Comic books, for this reviewer, have been one of the most enjoyable ways to read from childhood to adulthood. Combining stunning and innovative art with complex and gripping narratives, comics give the reader heroes, villains, universes and adventures. They often present them in shades of gray; questions of morality and “the greater good” permeate the earliest superhero comics, beginning with “The Phantom,” a dark and innovative character, in 1936. Since then, superheroes and action comics have thrived, exploring every crevice of humanity. Sloane Leong’s Prism Stalker, Vol. 1 has undoubtedly tapped into that approach, telling a story both completely surreal and yet full of truths.

Prism Stalker, Vol. 1 is a trade paperback, or a collection of several comics into one publication. This volume includes the first five issues, and tell the story of an interplanetary refugee, Vep. The art alone is enough to make this piece a stand-out: bright and bold colors and fantastical world-creating at its best. She’s created various alien species, and the planet they’re on is full of texture. Every page is breathtaking, and Leong is truly a master of incorporating the physical and the abstract into one fluid scene.

Beyond the art, the narrative of Prism Stalker, Vol. 1 is science fiction to the extreme, while managing to be completely relevant to the reader’s reality. Vep has been displaced from her home planet, which is under “quarantine” after a terrorist attack. She fled at a young age, and grew up with her remaining family without learning their language.

Vep is then recruited to the Academy, a school run by the chorus, a collective that colonizes other planets where they deem life to be “less sentient.” From there, she must study alongside beings from all different corners of the universe, as they train to help fight indigenous uprisings against the chorus’ colony. Vep’s only hope to find a new land for her family and her people is to help colonize this planet, but will she be able to go through with it? This trade paperback ends in a cliffhanger, as most do, and it leaves you needing to know what happens next.

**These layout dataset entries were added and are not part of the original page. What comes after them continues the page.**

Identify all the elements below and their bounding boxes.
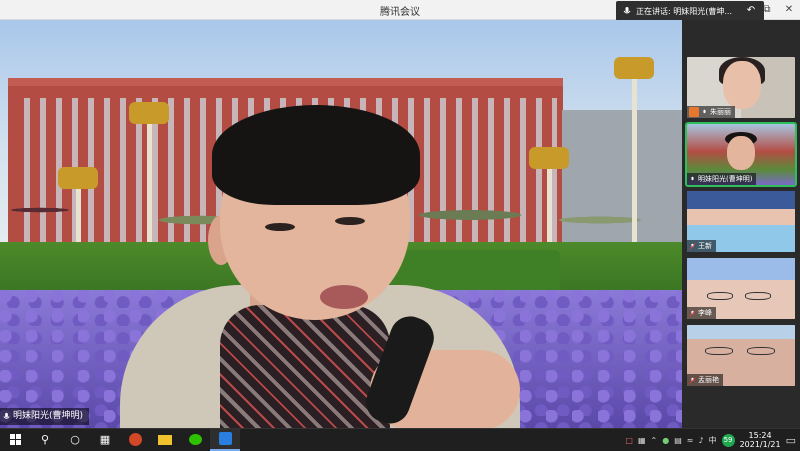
wechat-icon[interactable] xyxy=(180,429,210,451)
participant-list: 朱丽丽 明妹阳光(曹坤明) 王新 李峰 孟丽艳 xyxy=(682,20,800,428)
microphone-icon xyxy=(3,412,10,419)
participant-name: 孟丽艳 xyxy=(698,376,719,384)
participant-tile[interactable]: 朱丽丽 xyxy=(687,57,795,118)
volume-icon[interactable]: ♪ xyxy=(698,436,703,445)
microphone-icon xyxy=(691,176,694,180)
network-icon[interactable]: ▤ xyxy=(674,436,682,445)
clock-date: 2021/1/21 xyxy=(739,440,781,449)
pinyin-icon[interactable]: □ xyxy=(625,436,633,445)
microphone-icon xyxy=(703,109,706,113)
language-indicator[interactable]: 中 xyxy=(709,435,717,446)
speaker-person xyxy=(120,105,540,428)
action-center-icon[interactable]: ▭ xyxy=(786,434,796,447)
search-icon[interactable]: ⚲ xyxy=(30,429,60,451)
system-tray: □ ▦ ⌃ ● ▤ ≈ ♪ 中 59 15:24 2021/1/21 ▭ xyxy=(625,429,800,451)
collapse-icon[interactable]: ↶ xyxy=(742,3,760,18)
windows-taskbar: ⚲ ○ ▦ □ ▦ ⌃ ● ▤ ≈ ♪ 中 59 15:24 2021/1/21… xyxy=(0,428,800,451)
microphone-muted-icon xyxy=(689,242,696,250)
notification-badge[interactable]: 59 xyxy=(721,433,735,447)
powerpoint-app-icon[interactable] xyxy=(120,429,150,451)
avatar-icon xyxy=(689,107,699,117)
file-explorer-icon[interactable] xyxy=(150,429,180,451)
microphone-muted-icon xyxy=(689,376,696,384)
microphone-icon xyxy=(623,7,631,14)
windows-start-icon[interactable] xyxy=(0,429,30,451)
keyboard-icon[interactable]: ▦ xyxy=(638,436,646,445)
participant-name: 朱丽丽 xyxy=(710,108,731,116)
participant-name: 王新 xyxy=(698,242,712,250)
main-speaker-label: 明妹阳光(曹坤明) xyxy=(0,408,90,425)
participant-tile[interactable]: 王新 xyxy=(687,191,795,252)
chevron-up-icon[interactable]: ⌃ xyxy=(651,436,658,445)
participant-tile[interactable]: 李峰 xyxy=(687,258,795,319)
system-clock[interactable]: 15:24 2021/1/21 xyxy=(740,431,781,449)
participant-tile[interactable]: 孟丽艳 xyxy=(687,325,795,386)
speaking-text: 正在讲话: 明妹阳光(曹坤... xyxy=(636,6,732,16)
clock-time: 15:24 xyxy=(748,431,772,440)
close-button[interactable]: ✕ xyxy=(778,0,800,20)
task-switch-icon[interactable]: ▦ xyxy=(90,429,120,451)
app-tray-icon[interactable]: ● xyxy=(662,436,669,445)
microphone-muted-icon xyxy=(689,309,696,317)
main-video: 明妹阳光(曹坤明) xyxy=(0,20,682,428)
task-view-icon[interactable]: ○ xyxy=(60,429,90,451)
street-lamp xyxy=(614,57,654,265)
participant-name: 明妹阳光(曹坤明) xyxy=(698,175,753,183)
participant-tile-active[interactable]: 明妹阳光(曹坤明) xyxy=(685,122,797,187)
tencent-meeting-app-icon[interactable] xyxy=(210,428,240,451)
participant-name: 李峰 xyxy=(698,309,712,317)
main-speaker-name: 明妹阳光(曹坤明) xyxy=(13,411,84,421)
wifi-icon[interactable]: ≈ xyxy=(687,436,694,445)
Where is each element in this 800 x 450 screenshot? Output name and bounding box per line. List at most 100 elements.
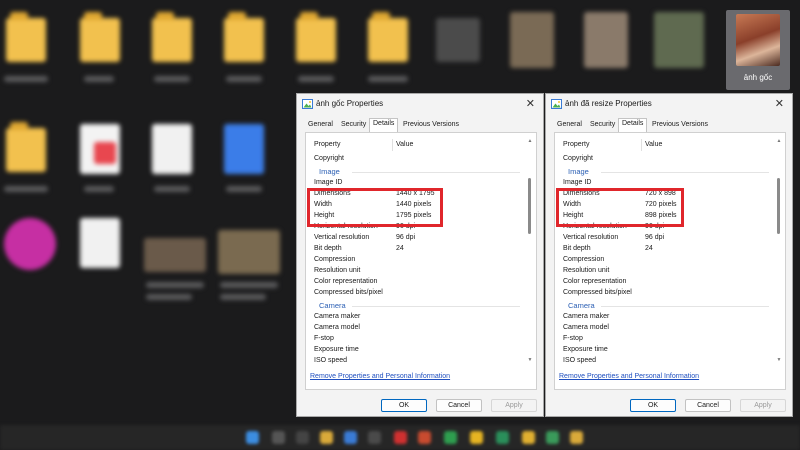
property-row[interactable]: F-stop bbox=[561, 334, 773, 345]
property-name: Bit depth bbox=[314, 245, 342, 252]
desktop-folder-icon[interactable] bbox=[224, 12, 264, 62]
column-header-value[interactable]: Value bbox=[396, 141, 413, 148]
ok-button[interactable]: OK bbox=[381, 399, 427, 412]
details-panel: Property Value Copyright Image Image ID Dim… bbox=[305, 132, 537, 390]
property-row[interactable]: Compression bbox=[561, 255, 773, 266]
property-row[interactable]: Compression bbox=[312, 255, 524, 266]
cancel-button[interactable]: Cancel bbox=[436, 399, 482, 412]
remove-properties-link[interactable]: Remove Properties and Personal Informati… bbox=[559, 373, 699, 380]
search-icon[interactable] bbox=[272, 431, 285, 444]
property-list[interactable]: Property Value Copyright Image Image ID Dim… bbox=[561, 138, 773, 365]
scrollbar-thumb[interactable] bbox=[777, 178, 780, 234]
app-icon[interactable] bbox=[368, 431, 381, 444]
group-header-image: Image bbox=[312, 165, 524, 177]
app-icon[interactable] bbox=[394, 431, 407, 444]
property-row[interactable]: Exposure time bbox=[312, 345, 524, 356]
desktop-photo-thumbnail[interactable] bbox=[584, 12, 628, 68]
property-row[interactable]: Color representation bbox=[312, 277, 524, 288]
start-icon[interactable] bbox=[246, 431, 259, 444]
close-icon[interactable]: ✕ bbox=[526, 97, 535, 110]
property-row[interactable]: Compressed bits/pixel bbox=[312, 288, 524, 299]
property-name: F-stop bbox=[314, 335, 334, 342]
desktop-folder-icon[interactable] bbox=[6, 122, 46, 172]
dialog-title: ảnh gốc Properties bbox=[316, 99, 384, 108]
desktop-photo-thumbnail[interactable] bbox=[510, 12, 554, 68]
scroll-up-icon[interactable]: ▲ bbox=[527, 138, 533, 144]
desktop-folder-icon[interactable] bbox=[6, 12, 46, 62]
vertical-scrollbar[interactable]: ▲ ▼ bbox=[776, 138, 782, 363]
desktop-photo-thumbnail[interactable] bbox=[436, 18, 480, 62]
scroll-up-icon[interactable]: ▲ bbox=[776, 138, 782, 144]
chrome-icon[interactable] bbox=[470, 431, 483, 444]
app-icon[interactable] bbox=[418, 431, 431, 444]
desktop-file-icon[interactable] bbox=[224, 124, 264, 174]
tab-previous-versions[interactable]: Previous Versions bbox=[649, 120, 711, 131]
property-name: Camera model bbox=[314, 324, 360, 331]
property-row[interactable]: Exposure time bbox=[561, 345, 773, 356]
app-icon[interactable] bbox=[444, 431, 457, 444]
property-row[interactable]: Bit depth 24 bbox=[561, 244, 773, 255]
file-explorer-icon[interactable] bbox=[320, 431, 333, 444]
property-name: Resolution unit bbox=[563, 267, 610, 274]
apply-button[interactable]: Apply bbox=[740, 399, 786, 412]
tab-details[interactable]: Details bbox=[618, 118, 648, 132]
scroll-down-icon[interactable]: ▼ bbox=[527, 357, 533, 363]
column-header-property[interactable]: Property bbox=[563, 141, 589, 148]
property-row[interactable]: Camera model bbox=[312, 323, 524, 334]
apply-button[interactable]: Apply bbox=[491, 399, 537, 412]
chrome-icon[interactable] bbox=[522, 431, 535, 444]
property-row[interactable]: Compressed bits/pixel bbox=[561, 288, 773, 299]
cancel-button[interactable]: Cancel bbox=[685, 399, 731, 412]
scroll-down-icon[interactable]: ▼ bbox=[776, 357, 782, 363]
desktop-file-icon[interactable] bbox=[80, 218, 120, 268]
property-row[interactable]: Color representation bbox=[561, 277, 773, 288]
desktop-folder-icon[interactable] bbox=[80, 12, 120, 62]
property-row[interactable]: ISO speed bbox=[561, 356, 773, 365]
tab-general[interactable]: General bbox=[554, 120, 585, 131]
property-row[interactable]: Camera model bbox=[561, 323, 773, 334]
desktop-folder-icon[interactable] bbox=[368, 12, 408, 62]
desktop-photo-thumbnail[interactable] bbox=[654, 12, 704, 68]
desktop-app-icon[interactable] bbox=[4, 218, 56, 270]
desktop-photo-thumbnail[interactable] bbox=[218, 230, 280, 274]
desktop-photo-thumbnail[interactable] bbox=[144, 238, 206, 272]
group-header-camera: Camera bbox=[312, 299, 524, 311]
property-row[interactable]: Copyright bbox=[312, 154, 524, 165]
vertical-scrollbar[interactable]: ▲ ▼ bbox=[527, 138, 533, 363]
property-row[interactable]: F-stop bbox=[312, 334, 524, 345]
property-row[interactable]: Vertical resolution 96 dpi bbox=[561, 233, 773, 244]
desktop-file-icon[interactable] bbox=[94, 142, 116, 164]
property-row[interactable]: ISO speed bbox=[312, 356, 524, 365]
tab-details[interactable]: Details bbox=[369, 118, 399, 132]
app-icon[interactable] bbox=[344, 431, 357, 444]
ok-button[interactable]: OK bbox=[630, 399, 676, 412]
property-row[interactable]: Bit depth 24 bbox=[312, 244, 524, 255]
close-icon[interactable]: ✕ bbox=[775, 97, 784, 110]
property-row[interactable]: Resolution unit bbox=[312, 266, 524, 277]
property-row[interactable]: Copyright bbox=[561, 154, 773, 165]
property-row[interactable]: Camera maker bbox=[561, 312, 773, 323]
dialog-title-bar[interactable]: ảnh gốc Properties ✕ bbox=[297, 94, 543, 116]
chrome-icon[interactable] bbox=[546, 431, 559, 444]
dialog-title-bar[interactable]: ảnh đã resize Properties ✕ bbox=[546, 94, 792, 116]
property-name: Camera maker bbox=[314, 313, 361, 320]
chrome-icon[interactable] bbox=[570, 431, 583, 444]
desktop-folder-icon[interactable] bbox=[296, 12, 336, 62]
remove-properties-link[interactable]: Remove Properties and Personal Informati… bbox=[310, 373, 450, 380]
property-name: Image ID bbox=[563, 179, 592, 186]
property-row[interactable]: Resolution unit bbox=[561, 266, 773, 277]
tab-general[interactable]: General bbox=[305, 120, 336, 131]
property-row[interactable]: Vertical resolution 96 dpi bbox=[312, 233, 524, 244]
property-list[interactable]: Property Value Copyright Image Image ID Dim… bbox=[312, 138, 524, 365]
tab-previous-versions[interactable]: Previous Versions bbox=[400, 120, 462, 131]
task-view-icon[interactable] bbox=[296, 431, 309, 444]
column-header-property[interactable]: Property bbox=[314, 141, 340, 148]
desktop-folder-icon[interactable] bbox=[152, 12, 192, 62]
column-header-value[interactable]: Value bbox=[645, 141, 662, 148]
property-row[interactable]: Camera maker bbox=[312, 312, 524, 323]
app-icon[interactable] bbox=[496, 431, 509, 444]
tab-security[interactable]: Security bbox=[587, 120, 618, 131]
scrollbar-thumb[interactable] bbox=[528, 178, 531, 234]
desktop-file-icon[interactable] bbox=[152, 124, 192, 174]
tab-security[interactable]: Security bbox=[338, 120, 369, 131]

Prism Stalker, Vol. 1 encapsulates anxieties around identity, heritage, family and home. Vep is young and questions herself at every turn, and the reader is right there with her. Combining stunning visual representations of the self, memory and language, Leong’s work is unmatched. I would recommend this book for anyone who likes to read or look at beautiful art. There is something for everyone in this work, and personally, I can’t wait for volume two.